L’evento a cui prendevo parte a Ottawa in quel lontano 1986 era così pieno di un senso di possibilità, quasi solenne. Come se la volontà di tutti raggiungesse un livello di sintonia e di tenacia oltre la norma. Non voglio esagerare, ma ricordo l’eccitazione e quel tipo di attesa e determinazione per produrre la Carta di Ottawa nell’ultimo giorno della Conferenza. L’attesa delle grandi cose. Magari il mio ricordo di Ottawa è una sensazione quasi anacronistica. Come quando la mia generazione ricorda eventi vissuti davanti a televisori di altri tempi – quando c’erano eventi storici o notizie eclatanti e tutti guardavano lo schermo in bianco e nero sperando, pensando, immaginando cosa sarebbe accaduto – con emozione, interesse, candore anche.
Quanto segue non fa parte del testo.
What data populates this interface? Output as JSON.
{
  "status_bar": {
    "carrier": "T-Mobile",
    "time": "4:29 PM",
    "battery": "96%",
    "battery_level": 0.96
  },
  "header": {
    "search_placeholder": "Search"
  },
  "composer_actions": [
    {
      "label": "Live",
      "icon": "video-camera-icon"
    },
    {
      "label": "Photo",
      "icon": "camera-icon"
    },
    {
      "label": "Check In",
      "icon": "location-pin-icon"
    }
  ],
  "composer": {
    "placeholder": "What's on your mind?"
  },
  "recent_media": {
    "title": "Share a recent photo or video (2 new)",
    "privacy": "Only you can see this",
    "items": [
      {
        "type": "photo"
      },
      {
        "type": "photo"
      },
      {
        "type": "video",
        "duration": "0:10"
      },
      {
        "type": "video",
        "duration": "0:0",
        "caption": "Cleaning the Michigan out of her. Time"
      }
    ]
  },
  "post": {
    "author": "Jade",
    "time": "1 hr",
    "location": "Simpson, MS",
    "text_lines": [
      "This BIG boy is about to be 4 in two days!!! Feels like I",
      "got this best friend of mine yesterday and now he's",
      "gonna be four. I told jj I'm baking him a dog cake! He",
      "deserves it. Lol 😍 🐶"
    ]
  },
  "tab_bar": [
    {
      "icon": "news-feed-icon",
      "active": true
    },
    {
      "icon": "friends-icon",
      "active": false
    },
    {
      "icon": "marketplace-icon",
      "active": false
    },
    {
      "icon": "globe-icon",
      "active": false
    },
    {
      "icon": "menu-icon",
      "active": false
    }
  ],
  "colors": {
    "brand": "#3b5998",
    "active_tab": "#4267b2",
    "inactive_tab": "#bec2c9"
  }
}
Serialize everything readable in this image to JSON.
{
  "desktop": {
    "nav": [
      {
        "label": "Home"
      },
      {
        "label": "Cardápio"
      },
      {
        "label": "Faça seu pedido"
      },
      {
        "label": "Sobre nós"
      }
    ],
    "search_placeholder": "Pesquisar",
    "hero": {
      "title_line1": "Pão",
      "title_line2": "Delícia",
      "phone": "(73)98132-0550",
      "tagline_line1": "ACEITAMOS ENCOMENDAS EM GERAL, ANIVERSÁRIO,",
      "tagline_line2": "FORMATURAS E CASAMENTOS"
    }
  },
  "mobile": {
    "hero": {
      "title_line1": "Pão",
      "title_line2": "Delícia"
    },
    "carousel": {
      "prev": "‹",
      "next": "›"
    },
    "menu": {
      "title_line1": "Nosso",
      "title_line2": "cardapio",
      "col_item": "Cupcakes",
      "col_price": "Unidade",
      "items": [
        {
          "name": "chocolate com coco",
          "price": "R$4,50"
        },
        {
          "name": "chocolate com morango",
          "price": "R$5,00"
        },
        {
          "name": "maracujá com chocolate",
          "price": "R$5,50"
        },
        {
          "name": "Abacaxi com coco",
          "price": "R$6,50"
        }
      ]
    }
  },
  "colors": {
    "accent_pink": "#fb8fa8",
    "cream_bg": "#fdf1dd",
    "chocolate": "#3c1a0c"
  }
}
Ho un ricordo molto preciso del mio stato d’animo e della tensione mentale che provai nel corso della conferenza di Ottawa. C’era sì entusiasmo e grande determinazione – ma anche una lucida consapevolezza: si intuiva che stavamo mettendo insieme degli ingredienti forti che avrebbero portato a cambiare un paradigma. Il paradigma del modo di pensare alla Salute e al come la si promuove. Un cambiamento che andava ben al di là di ciò che all’epoca si definiva educazione sanitaria.
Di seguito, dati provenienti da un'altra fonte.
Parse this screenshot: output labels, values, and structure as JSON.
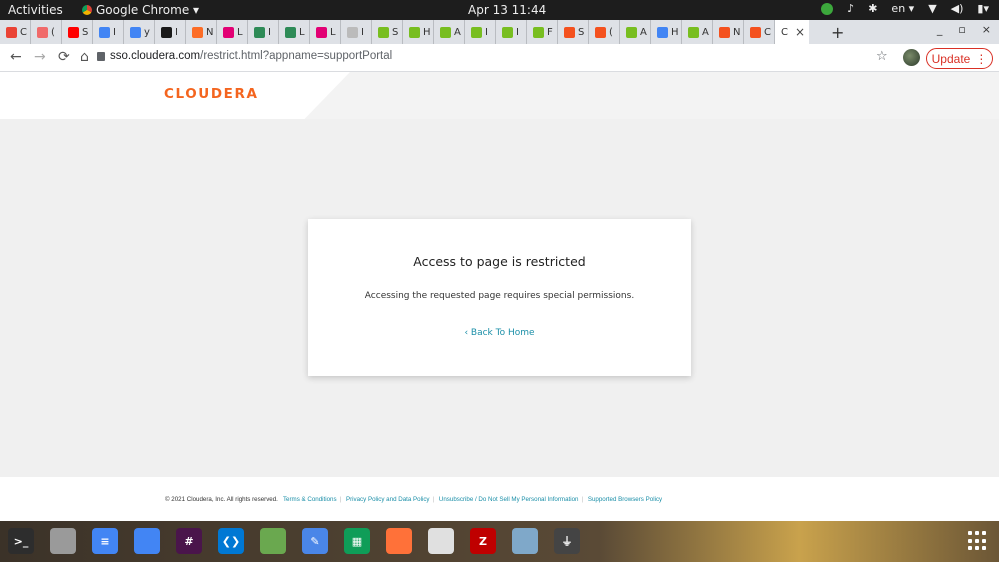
{
  "os_bar": {
    "activities": "Activities",
    "app_name": "Google Chrome ▾",
    "clock": "Apr 13  11:44",
    "language": "en ▾"
  },
  "tabs": [
    {
      "label": "C",
      "icon": "gmail-icon",
      "color": "#ea4335"
    },
    {
      "label": "(",
      "icon": "asana-icon",
      "color": "#f06a6a"
    },
    {
      "label": "S",
      "icon": "youtube-icon",
      "color": "#ff0000"
    },
    {
      "label": "I",
      "icon": "google-icon",
      "color": "#4285f4"
    },
    {
      "label": "y",
      "icon": "google-icon",
      "color": "#4285f4"
    },
    {
      "label": "I",
      "icon": "anthropic-icon",
      "color": "#191919"
    },
    {
      "label": "N",
      "icon": "gitlab-icon",
      "color": "#fc6d26"
    },
    {
      "label": "L",
      "icon": "tmobile-icon",
      "color": "#e20074"
    },
    {
      "label": "I",
      "icon": "mask-icon",
      "color": "#2e8b57"
    },
    {
      "label": "L",
      "icon": "mask-icon",
      "color": "#2e8b57"
    },
    {
      "label": "L",
      "icon": "tmobile-icon",
      "color": "#e20074"
    },
    {
      "label": "I",
      "icon": "doc-icon",
      "color": "#bbbbbb"
    },
    {
      "label": "S",
      "icon": "elephant-icon",
      "color": "#78be20"
    },
    {
      "label": "H",
      "icon": "elephant-icon",
      "color": "#78be20"
    },
    {
      "label": "A",
      "icon": "elephant-icon",
      "color": "#78be20"
    },
    {
      "label": "I",
      "icon": "elephant-icon",
      "color": "#78be20"
    },
    {
      "label": "I",
      "icon": "elephant-icon",
      "color": "#78be20"
    },
    {
      "label": "F",
      "icon": "elephant-icon",
      "color": "#78be20"
    },
    {
      "label": "S",
      "icon": "cloudera-icon",
      "color": "#f4511e"
    },
    {
      "label": "(",
      "icon": "cloudera-icon",
      "color": "#f4511e"
    },
    {
      "label": "A",
      "icon": "elephant-icon",
      "color": "#78be20"
    },
    {
      "label": "H",
      "icon": "google-icon",
      "color": "#4285f4"
    },
    {
      "label": "A",
      "icon": "elephant-icon",
      "color": "#78be20"
    },
    {
      "label": "N",
      "icon": "cloudera-icon",
      "color": "#f4511e"
    },
    {
      "label": "C",
      "icon": "cloudera-icon",
      "color": "#f4511e"
    }
  ],
  "active_tab": {
    "label": "C",
    "close": "×"
  },
  "new_tab": "+",
  "window_controls": [
    "_",
    "▫",
    "×"
  ],
  "address_bar": {
    "host": "sso.cloudera.com",
    "path": "/restrict.html?appname=supportPortal"
  },
  "toolbar": {
    "back": "←",
    "forward": "→",
    "reload": "⟳",
    "home": "⌂",
    "bookmark": "☆",
    "update_label": "Update",
    "menu": "⋮"
  },
  "brand": {
    "logo": "CLOUDERA",
    "accent": "#f4651f"
  },
  "card": {
    "title": "Access to page is restricted",
    "message": "Accessing the requested page requires special permissions.",
    "back_link": "Back To Home",
    "back_chevron": "‹",
    "link_color": "#1b8fa8"
  },
  "footer": {
    "copyright": "© 2021 Cloudera, Inc. All rights reserved.",
    "links": [
      "Terms & Conditions",
      "Privacy Policy and Data Policy",
      "Unsubscribe / Do Not Sell My Personal Information",
      "Supported Browsers Policy"
    ]
  },
  "dock": [
    {
      "name": "terminal-icon",
      "color": "#2d2d2d",
      "glyph": ">_"
    },
    {
      "name": "files-icon",
      "color": "#9a9a9a",
      "glyph": ""
    },
    {
      "name": "docs-icon",
      "color": "#4285f4",
      "glyph": "≡"
    },
    {
      "name": "chrome-icon",
      "color": "#4285f4",
      "glyph": ""
    },
    {
      "name": "slack-icon",
      "color": "#4a154b",
      "glyph": "#"
    },
    {
      "name": "vscode-icon",
      "color": "#0078d4",
      "glyph": "❮❯"
    },
    {
      "name": "image-viewer-icon",
      "color": "#6aa84f",
      "glyph": ""
    },
    {
      "name": "text-editor-icon",
      "color": "#4a86e8",
      "glyph": "✎"
    },
    {
      "name": "sheets-icon",
      "color": "#0f9d58",
      "glyph": "▦"
    },
    {
      "name": "firefox-icon",
      "color": "#ff7139",
      "glyph": ""
    },
    {
      "name": "document-viewer-icon",
      "color": "#e0e0e0",
      "glyph": ""
    },
    {
      "name": "filezilla-icon",
      "color": "#bf0000",
      "glyph": "Z"
    },
    {
      "name": "network-icon",
      "color": "#7fa8c9",
      "glyph": ""
    },
    {
      "name": "usb-icon",
      "color": "#444444",
      "glyph": "⏚"
    }
  ]
}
In più di un’occasione – molti colleghi, nel tempo, mi hanno chiesto se la Carta di Ottawa fosse già stata preparata dall’OMS a priori, ossia prima della conferenza. Sono sincero nell’affermare che la Carta di Ottawa è nata proprio nel corso esatto di quella conferenza.
Ci furono delle fasi anche caotiche, ammetto. Vi furono ore e ore di dibattito, di confronto scientifico e condivisione di esperienze professionali, di scambio tra esperti provenienti da paesi e da discipline diverse. In quelle giornate ci fu un convergere di menti, di spunti – e l’obiettivo unico era il rilancio della salute, la sua promozione e la sua salvaguardia. Ricordo l’intensità di quelle discussioni. Si creò una forma di magia (forse il candore di cui scrivevo poco fa) che risultò nelle due pagine più famose nel campo della salute pubblica. Si produsse cosi il documento che ancora oggi è un cardine, un punto fermo, una bussola per chi si occupa di promozione della salute: la Carta di Ottawa.
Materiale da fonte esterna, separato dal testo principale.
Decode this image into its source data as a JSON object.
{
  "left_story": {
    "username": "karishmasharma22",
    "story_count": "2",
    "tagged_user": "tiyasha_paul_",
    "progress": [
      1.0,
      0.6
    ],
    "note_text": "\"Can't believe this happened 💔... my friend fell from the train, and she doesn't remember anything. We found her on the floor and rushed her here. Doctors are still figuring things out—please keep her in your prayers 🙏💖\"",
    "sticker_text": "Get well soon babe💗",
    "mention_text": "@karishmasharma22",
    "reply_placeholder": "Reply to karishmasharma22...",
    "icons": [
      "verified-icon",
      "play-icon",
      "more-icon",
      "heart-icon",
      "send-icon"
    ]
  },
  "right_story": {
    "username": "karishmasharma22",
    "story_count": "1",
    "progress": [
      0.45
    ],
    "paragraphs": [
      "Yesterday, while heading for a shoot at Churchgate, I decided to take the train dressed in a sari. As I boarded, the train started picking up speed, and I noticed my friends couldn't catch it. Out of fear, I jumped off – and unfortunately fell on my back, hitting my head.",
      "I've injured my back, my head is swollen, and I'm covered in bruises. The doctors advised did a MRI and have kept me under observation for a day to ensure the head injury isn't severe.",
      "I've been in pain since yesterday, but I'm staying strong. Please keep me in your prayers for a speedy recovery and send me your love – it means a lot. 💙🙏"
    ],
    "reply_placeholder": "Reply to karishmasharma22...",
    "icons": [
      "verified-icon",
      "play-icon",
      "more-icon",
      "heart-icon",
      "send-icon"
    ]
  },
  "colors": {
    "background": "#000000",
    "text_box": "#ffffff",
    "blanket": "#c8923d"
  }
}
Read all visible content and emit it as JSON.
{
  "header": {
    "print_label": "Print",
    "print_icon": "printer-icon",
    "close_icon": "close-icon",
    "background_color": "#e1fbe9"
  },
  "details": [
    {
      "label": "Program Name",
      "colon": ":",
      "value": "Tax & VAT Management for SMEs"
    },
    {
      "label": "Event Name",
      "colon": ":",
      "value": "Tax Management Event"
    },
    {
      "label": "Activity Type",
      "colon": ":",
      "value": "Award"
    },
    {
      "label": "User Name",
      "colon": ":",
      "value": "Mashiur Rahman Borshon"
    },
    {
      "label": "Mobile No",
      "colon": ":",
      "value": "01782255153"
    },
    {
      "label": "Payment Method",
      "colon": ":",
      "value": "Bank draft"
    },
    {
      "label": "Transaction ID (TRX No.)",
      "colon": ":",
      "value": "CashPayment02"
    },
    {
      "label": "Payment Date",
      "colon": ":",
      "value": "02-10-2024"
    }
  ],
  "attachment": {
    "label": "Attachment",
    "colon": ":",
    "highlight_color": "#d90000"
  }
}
Credo però che non sarebbe stato possibile arrivare alla Carta di Ottawa se due anni prima, nel 1984, l’OMS non avesse organizzato un workshop a Copenhagen allo scopo di definire i concetti e principi fondamentali della promozione della salute. In quell’anno, lavoravo all’Unità di Ricerca sulla Salute ed il Cambiamento Comportamentale (Research Unit in Health and Behavioural Change) dell’Università di Edimburgo in Scozia. Il mio direttore di allora, David McQueen, mi chiese di commentare una bozza da cui sarebbe poi scaturita una pubblicazione OMS, molto concisa, dal titolo: “A discussion document on the principles and concept of health promotion”. Chi fosse interessato la può scaricare da internet e constatare che questo documento contiene il DNA di quello che poi troviamo nella Carta di Ottawa.
Ma cosa possiamo dire oggi a 30 anni dalla Carta di Ottawa? Direi che il concetto di fondo, i principi ed i 5 campi di azione descritti nella Carta sono importanti adesso come lo erano allora. Progressi sono stati fatti sia nel campo della ricerca sia nella modernizzazione dei programmi di salute pubblica. Però è onesto dire che pochi paesi hanno effettivamente lavorato in modo sinergico e sistematico su tutte le 5 aree della Carta di Ottawa.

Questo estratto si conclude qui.